Petitioner originally filed a petition for writ of habeas corpus in 2010. On
April 30, 2010, this Court entered an opinion and order granting petitioner’s
motion to hold his habeas petition in abeyance pending the completion of state
post-conviction proceedings by petitioner. On March 20, 2012, this Court granted
petitioner’s motion to reinstate the habeas petition to the active docket, granted
his motion to amend the habeas petition, and ordered that the amended petition
be served upon respondent. On August 13, 2012, respondent filed an answer to
the amended petition for writ of habeas corpus.

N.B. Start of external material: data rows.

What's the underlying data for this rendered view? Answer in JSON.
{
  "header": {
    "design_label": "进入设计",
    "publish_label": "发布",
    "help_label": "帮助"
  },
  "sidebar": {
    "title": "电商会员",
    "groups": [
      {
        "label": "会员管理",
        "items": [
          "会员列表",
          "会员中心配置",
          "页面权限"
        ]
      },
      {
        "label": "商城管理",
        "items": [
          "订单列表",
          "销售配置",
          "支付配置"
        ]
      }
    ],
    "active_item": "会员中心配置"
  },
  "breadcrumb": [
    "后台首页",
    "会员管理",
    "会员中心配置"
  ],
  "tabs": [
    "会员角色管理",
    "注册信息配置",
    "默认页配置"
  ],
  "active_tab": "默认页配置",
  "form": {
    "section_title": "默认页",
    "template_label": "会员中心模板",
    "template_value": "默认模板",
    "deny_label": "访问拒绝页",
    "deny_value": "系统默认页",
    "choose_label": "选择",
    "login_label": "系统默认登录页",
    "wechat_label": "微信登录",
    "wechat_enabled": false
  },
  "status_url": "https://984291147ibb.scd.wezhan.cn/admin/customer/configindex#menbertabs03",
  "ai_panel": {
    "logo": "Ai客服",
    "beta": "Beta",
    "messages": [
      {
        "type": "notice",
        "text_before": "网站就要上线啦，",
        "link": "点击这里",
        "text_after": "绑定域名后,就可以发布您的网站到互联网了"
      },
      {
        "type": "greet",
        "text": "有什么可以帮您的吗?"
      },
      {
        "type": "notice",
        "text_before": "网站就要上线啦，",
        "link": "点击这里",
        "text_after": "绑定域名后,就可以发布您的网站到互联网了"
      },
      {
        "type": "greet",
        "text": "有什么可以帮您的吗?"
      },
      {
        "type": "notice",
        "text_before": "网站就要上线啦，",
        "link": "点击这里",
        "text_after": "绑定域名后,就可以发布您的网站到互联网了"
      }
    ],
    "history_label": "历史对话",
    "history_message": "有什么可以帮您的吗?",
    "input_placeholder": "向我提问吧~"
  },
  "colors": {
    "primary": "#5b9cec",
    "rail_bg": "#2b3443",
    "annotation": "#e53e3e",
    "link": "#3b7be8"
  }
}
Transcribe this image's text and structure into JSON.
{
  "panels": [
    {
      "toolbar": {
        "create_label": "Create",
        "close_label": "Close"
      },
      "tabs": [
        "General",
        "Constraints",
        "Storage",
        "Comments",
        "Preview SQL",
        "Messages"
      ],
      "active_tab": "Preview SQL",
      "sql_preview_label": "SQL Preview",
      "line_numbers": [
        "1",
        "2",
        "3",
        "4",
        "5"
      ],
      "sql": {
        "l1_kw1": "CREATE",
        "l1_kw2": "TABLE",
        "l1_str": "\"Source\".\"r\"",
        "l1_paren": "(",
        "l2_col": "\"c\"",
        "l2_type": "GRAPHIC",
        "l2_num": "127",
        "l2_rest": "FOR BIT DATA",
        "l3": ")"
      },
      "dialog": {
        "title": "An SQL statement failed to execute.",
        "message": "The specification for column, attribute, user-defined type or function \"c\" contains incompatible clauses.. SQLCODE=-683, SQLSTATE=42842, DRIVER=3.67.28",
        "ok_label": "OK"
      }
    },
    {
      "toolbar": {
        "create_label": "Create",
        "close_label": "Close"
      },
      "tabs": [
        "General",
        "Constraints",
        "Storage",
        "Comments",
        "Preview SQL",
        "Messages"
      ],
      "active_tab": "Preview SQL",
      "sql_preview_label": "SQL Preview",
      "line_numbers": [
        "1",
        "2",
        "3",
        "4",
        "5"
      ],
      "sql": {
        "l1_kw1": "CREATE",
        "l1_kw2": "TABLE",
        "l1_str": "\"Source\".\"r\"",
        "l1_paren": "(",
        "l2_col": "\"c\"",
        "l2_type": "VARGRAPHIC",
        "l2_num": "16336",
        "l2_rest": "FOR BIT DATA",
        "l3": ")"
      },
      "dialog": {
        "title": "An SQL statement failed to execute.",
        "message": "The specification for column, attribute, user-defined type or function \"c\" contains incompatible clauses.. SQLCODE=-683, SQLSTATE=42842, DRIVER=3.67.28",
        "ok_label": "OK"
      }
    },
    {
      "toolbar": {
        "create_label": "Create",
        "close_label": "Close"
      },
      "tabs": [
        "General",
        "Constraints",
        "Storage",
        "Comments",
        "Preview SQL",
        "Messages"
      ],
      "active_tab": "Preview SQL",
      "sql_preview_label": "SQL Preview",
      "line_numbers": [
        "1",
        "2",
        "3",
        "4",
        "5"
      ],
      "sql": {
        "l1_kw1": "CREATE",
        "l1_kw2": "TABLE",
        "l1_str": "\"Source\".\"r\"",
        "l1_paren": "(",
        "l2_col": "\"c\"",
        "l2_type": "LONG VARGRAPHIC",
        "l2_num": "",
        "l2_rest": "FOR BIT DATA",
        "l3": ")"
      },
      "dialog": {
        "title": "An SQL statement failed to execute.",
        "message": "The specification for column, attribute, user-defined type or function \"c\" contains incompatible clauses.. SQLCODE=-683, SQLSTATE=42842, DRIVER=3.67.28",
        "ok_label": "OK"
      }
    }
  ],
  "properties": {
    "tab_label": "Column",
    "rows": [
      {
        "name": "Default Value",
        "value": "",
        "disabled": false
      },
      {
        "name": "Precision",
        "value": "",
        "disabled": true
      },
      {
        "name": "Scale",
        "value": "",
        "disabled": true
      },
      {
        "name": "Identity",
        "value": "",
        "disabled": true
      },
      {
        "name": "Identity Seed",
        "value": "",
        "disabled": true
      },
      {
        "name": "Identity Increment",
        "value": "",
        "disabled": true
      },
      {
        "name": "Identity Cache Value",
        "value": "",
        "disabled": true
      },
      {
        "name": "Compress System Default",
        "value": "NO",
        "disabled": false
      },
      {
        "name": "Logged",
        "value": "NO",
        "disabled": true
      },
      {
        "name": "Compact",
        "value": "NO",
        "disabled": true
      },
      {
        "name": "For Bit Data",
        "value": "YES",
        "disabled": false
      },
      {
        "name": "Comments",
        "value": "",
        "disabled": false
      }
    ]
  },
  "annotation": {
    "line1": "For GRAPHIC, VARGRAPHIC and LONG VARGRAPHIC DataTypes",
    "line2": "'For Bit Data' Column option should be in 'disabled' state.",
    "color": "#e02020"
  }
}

On August 16, 2012, petitioner filed a motion to amend the petition for writ
of habeas corpus, in which he sought to amend his petition to add additional
claims. On January 9, 2013, this Court granted petitioner’s motion to amend the
habeas petition to add these additional claims and gave respondent time to file a
supplemental answer to address these claims. Respondent filed their
supplemental answer on March 6, 2013.
On July 10, 2013, the Court granted petitioner permission to file a second
amended habeas petition and has ordered respondent to file a second
This Court has yet to review petitioner’s original or amended habeas
petitions, nor has the Court reviewed respondent’s original and supplemental
answers. Respondent also has yet to file her second supplemental answer. Until
this Court reviews the pleadings, “it is impossible to evaluate what, if any,
discovery is needed and whether the discovery is relevant and appropriately
narrow.” Gengler v. United States ex rel. Dept. of Defense & Navy, 463 F. Supp.
2d 1085, 1114-15 (E.D. Cal. 2006); See also Shaw v. White, No. 2007 WL
2752372, * 3 (E.D. Mich. September 21, 2007). In addition, none of the Rule 5
materials that have been filed have been reviewed by the Court and review “of
those materials may obviate the need to order discovery.” Shaw, No. 2007 WL
2752372, at * 3. Granting petitioner’s discovery request at this time would be
premature. Therefore, the motion for discovery will be denied without prejudice.
IT IS HEREBY ORDERED that motion to order respondent to provide
additional specific materials [Dkt. # 35] is DENIED WITHOUT PREJUDICE. The
Court will reconsider petitioner's motion if, following review of the original and
amended habeas petitions, the responsive pleadings, and Rule 5 materials, the
Court determines that additional discovery is necessary.
S/Denise Page Hood
Denise Page Hood
United States District Judge
Dated: August 29, 2013
I hereby certify that a copy of the foregoing document was served upon counsel
of record on August 29, 2013, by electronic and/or ordinary mail.